Only Using the Rear View is a Dangerous Way to Drive

About 18 months ago, in my Getting “Real” About Functionality – Getting Precise about the Capabilities of IT Pro Tools blog post, I first got on my soapbox about precision in language.  Today, I point my punctilious lexical lens at “reporting”.

With the popularity of buzzwords like “analytics” and “big data”, every company claims they can do “reporting”; just look at the banner of any booth in any UC Expo Hall.  I do not have an issue with companies claiming they can do reporting because reporting is fairly straightforward.  I take exception with those companies that equate reporting with the more complicated, sophisticated functions of monitoring and diagnostics.  Xerox has become synonymous with photocopying, but just because a company can build copiers doesn’t mean they can do the advanced document management that Xerox can do.  Google has become synonymous with online search, but just because you make a search engine people could use to “google”, does not mean that you can also claim to make self-driving cars.

Reporting is the most fundamental workload in UC performance management today.  It  provides a high-level view of the environment, but does not actively monitor environmental health, nor provide the correlated diagnostics to help identify and remediate active issues.

The Annual Report – State of the Business

Microsoft’s fiscal year ended last week and in about 3 months they will issue their 2018 annual report.  The timing seemed like a good excuse for a relevant reporting analogy. The annual report is a consolidated presentation of key financial information from a company’s prior fiscal year.  The data is consolidated and organized into a presentation of narratives, tables, and graphs that is meaningful to current and potential investors.  It represents a discrete point in time or multiple historical discrete moments in time.

Reporting is good and valuable when data is presented in a useful manner, but it only tells you what is happening at a discrete moment in time.  An annual report captures the state of the business at the end of their fiscal year. In the moment, a report of data is only important if something is clearly out of whack or if what you are reporting on has a discrete threshold (an annual report of negative profit can be a clear indicator something is wrong).

Historical reporting can tell you what has happened over several discrete periods of time.  Most annual reports include financial highlights from the previous 3-5 fiscal years.  If you know what you’re looking for, historical reporting can highlight trends over time.  Knowing that Microsoft had $89.9B in revenue in FY17 seems fairly significant, but knowing that it actually had $93.5B in FY15 tells a slightly different story.

What Reporting Is

At its most basic, reporting is the organized presentation of data.  This presentation can be any combination of narratives, graphs or tables.  It can be distinct moments in time or show trends over various periods of time. Reporting is valuable for presenting to management the success of a project.  For example, adoption reporting shows the CIO how many users within their enterprise are embracing a new technology roll-out.  Trend reporting can show how that adoption has changed over time.
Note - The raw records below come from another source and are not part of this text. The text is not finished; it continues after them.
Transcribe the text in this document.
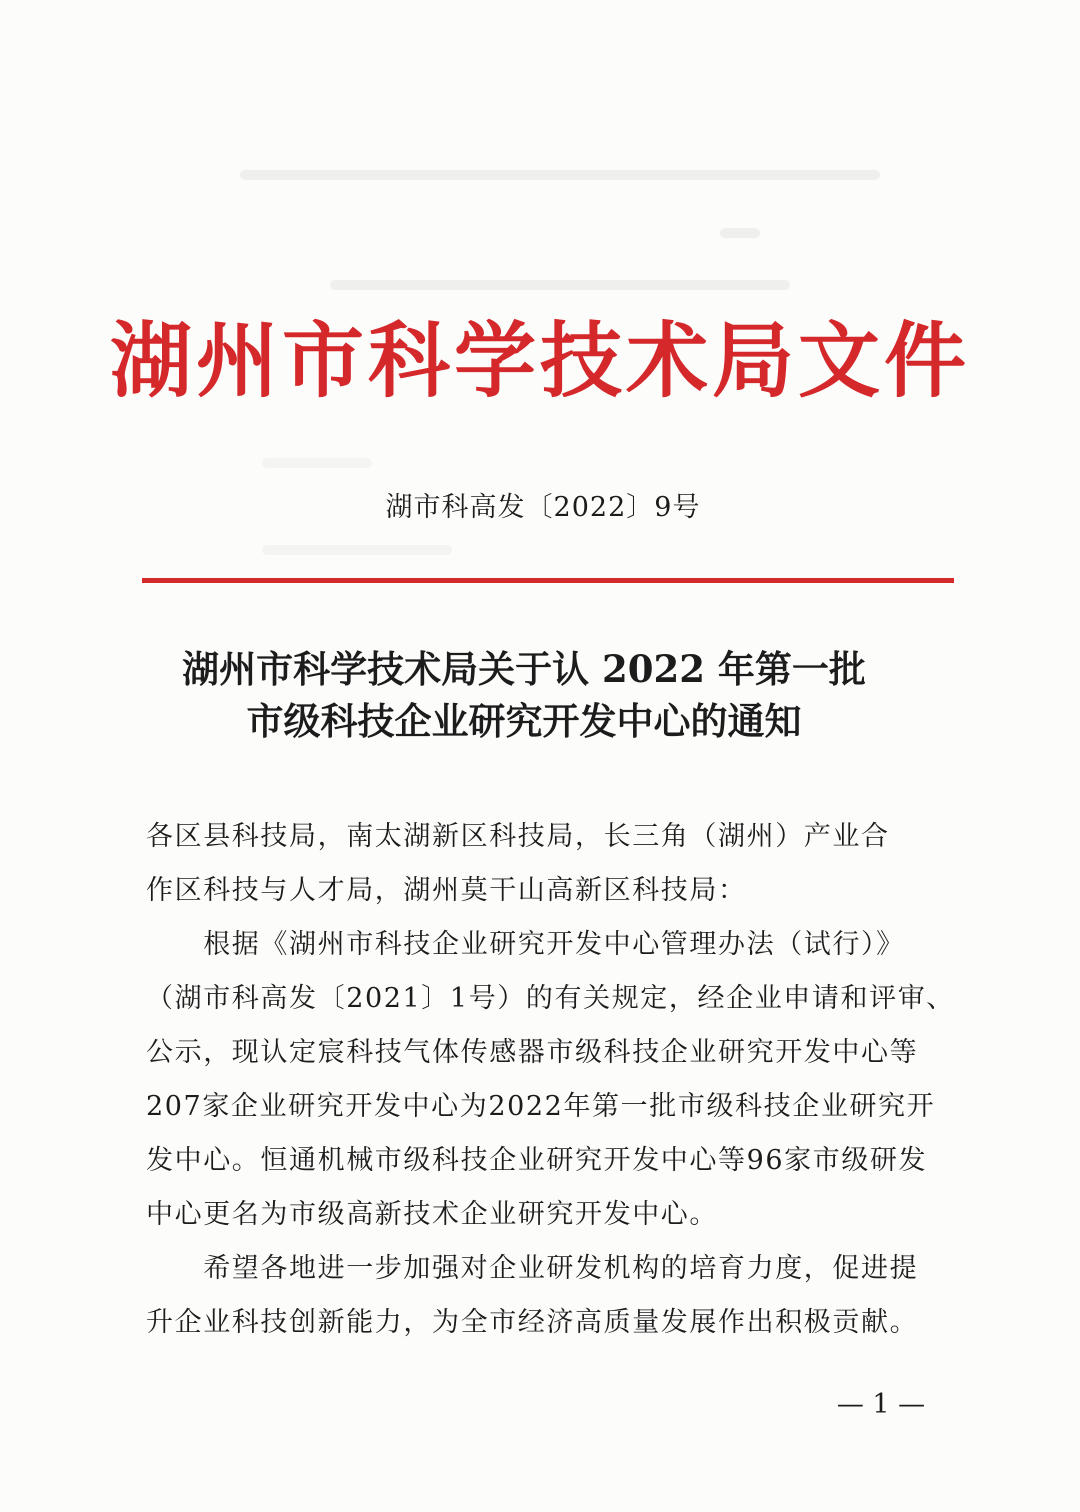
湖州市科学技术局文件
湖市科高发〔2022〕9号
湖州市科学技术局关于认 2022 年第一批
市级科技企业研究开发中心的通知
各区县科技局，南太湖新区科技局，长三角（湖州）产业合
作区科技与人才局，湖州莫干山高新区科技局：
　　根据《湖州市科技企业研究开发中心管理办法（试行）》
（湖市科高发〔2021〕1号）的有关规定，经企业申请和评审、
公示，现认定宸科技气体传感器市级科技企业研究开发中心等
207家企业研究开发中心为2022年第一批市级科技企业研究开
发中心。恒通机械市级科技企业研究开发中心等96家市级研发
中心更名为市级高新技术企业研究开发中心。
　　希望各地进一步加强对企业研发机构的培育力度，促进提
升企业科技创新能力，为全市经济高质量发展作出积极贡献。
— 1 —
Reporting can also highlight intermittent issues.  Seeing a single bad UC call that happens to be over Wi-Fi does not necessarily communicate anything.  However, if ¾ of all poor UC calls by users within a certain wireless zone is  over Wi-Fi, then it may be time to do an audit of your Wi-Fi coverage.
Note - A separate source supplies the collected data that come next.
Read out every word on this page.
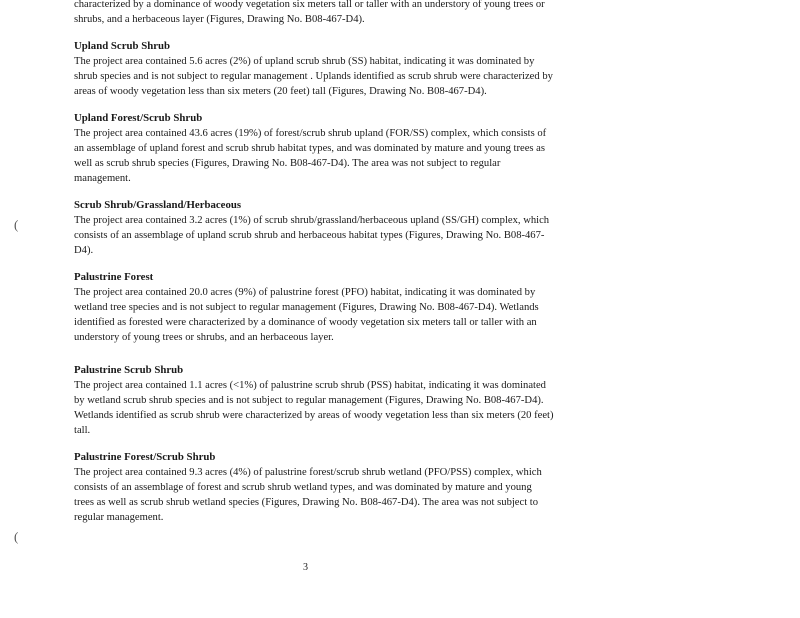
characterized by a dominance of woody vegetation six meters tall or taller with an understory of young trees or shrubs, and a herbaceous layer (Figures, Drawing No. B08-467-D4).

Upland Scrub Shrub

The project area contained 5.6 acres (2%) of upland scrub shrub (SS) habitat, indicating it was dominated by shrub species and is not subject to regular management . Uplands identified as scrub shrub were characterized by areas of woody vegetation less than six meters (20 feet) tall (Figures, Drawing No. B08-467-D4).

Upland Forest/Scrub Shrub

The project area contained 43.6 acres (19%) of forest/scrub shrub upland (FOR/SS) complex, which consists of an assemblage of upland forest and scrub shrub habitat types, and was dominated by mature and young trees as well as scrub shrub species (Figures, Drawing No. B08-467-D4). The area was not subject to regular management.

Scrub Shrub/Grassland/Herbaceous

The project area contained 3.2 acres (1%) of scrub shrub/grassland/herbaceous upland (SS/GH) complex, which consists of an assemblage of upland scrub shrub and herbaceous habitat types (Figures, Drawing No. B08-467-D4).

Palustrine Forest

The project area contained 20.0 acres (9%) of palustrine forest (PFO) habitat, indicating it was dominated by wetland tree species and is not subject to regular management (Figures, Drawing No. B08-467-D4). Wetlands identified as forested were characterized by a dominance of woody vegetation six meters tall or taller with an understory of young trees or shrubs, and an herbaceous layer.

Palustrine Scrub Shrub

The project area contained 1.1 acres (<1%) of palustrine scrub shrub (PSS) habitat, indicating it was dominated by wetland scrub shrub species and is not subject to regular management (Figures, Drawing No. B08-467-D4). Wetlands identified as scrub shrub were characterized by areas of woody vegetation less than six meters (20 feet) tall.

Palustrine Forest/Scrub Shrub

The project area contained 9.3 acres (4%) of palustrine forest/scrub shrub wetland (PFO/PSS) complex, which consists of an assemblage of forest and scrub shrub wetland types, and was dominated by mature and young trees as well as scrub shrub wetland species (Figures, Drawing No. B08-467-D4). The area was not subject to regular management.

3
(
(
What Makes for Good Reporting

Anyone can build a table and graph in Excel.  The keys to building an effective reporting tool are knowing 1) what data is valuable and 2) how to organize the data in a way that is meaningful to your intended audience.

The Right Data

To build an effective UC monitoring solution, a company must have a deep understanding of the data coming from the UC environment.  Further, they must understand which data components actually matter to the enterprise.  Although not an insurmountable barrier to entry, domain knowledge is a key requirement for any effective reporting solution.  Our investment bank is very good at making compelling graphs about financial performance, but I would not trust them to build reports on the impact of non-supported Bluetooth headsets on call quality.

Presented the Right Way

Having identified the proper data to present is not enough for an effective reporting solution.  To deliver value, the reporting solution must present that data in a way that is digestible, actionable, and valuable to the target audience.  Try giving your CIO a 100,000 row spreadsheet of call history and see how that goes.  The user interface and presentation of the data is a not a domain-specific requirement, but any reporting solution must employ someone who can make that data meaningful to any targeted audience. The best reporting solutions intelligently extract the data from the UC environment and present it in a way that is valuable to anyone who interfaces with the data from the end user to the CIO.

What Reporting is Not

Reporting tells you what happened.  What happened can be valuable, but it is reacting to an incumbent condition. If all you are interested in is what is in the rear-view mirror, please continue to evaluate any number of UC “reporting” vendors. If you also want to know what is happening right now and how it could impact performance, you may want to expand your search to include monitoring vendors. If you want to be able to correlate various data points and diagnose want went wrong with particular poor UC calls or broader outages, you should definitely expand your search to diagnostics vendors.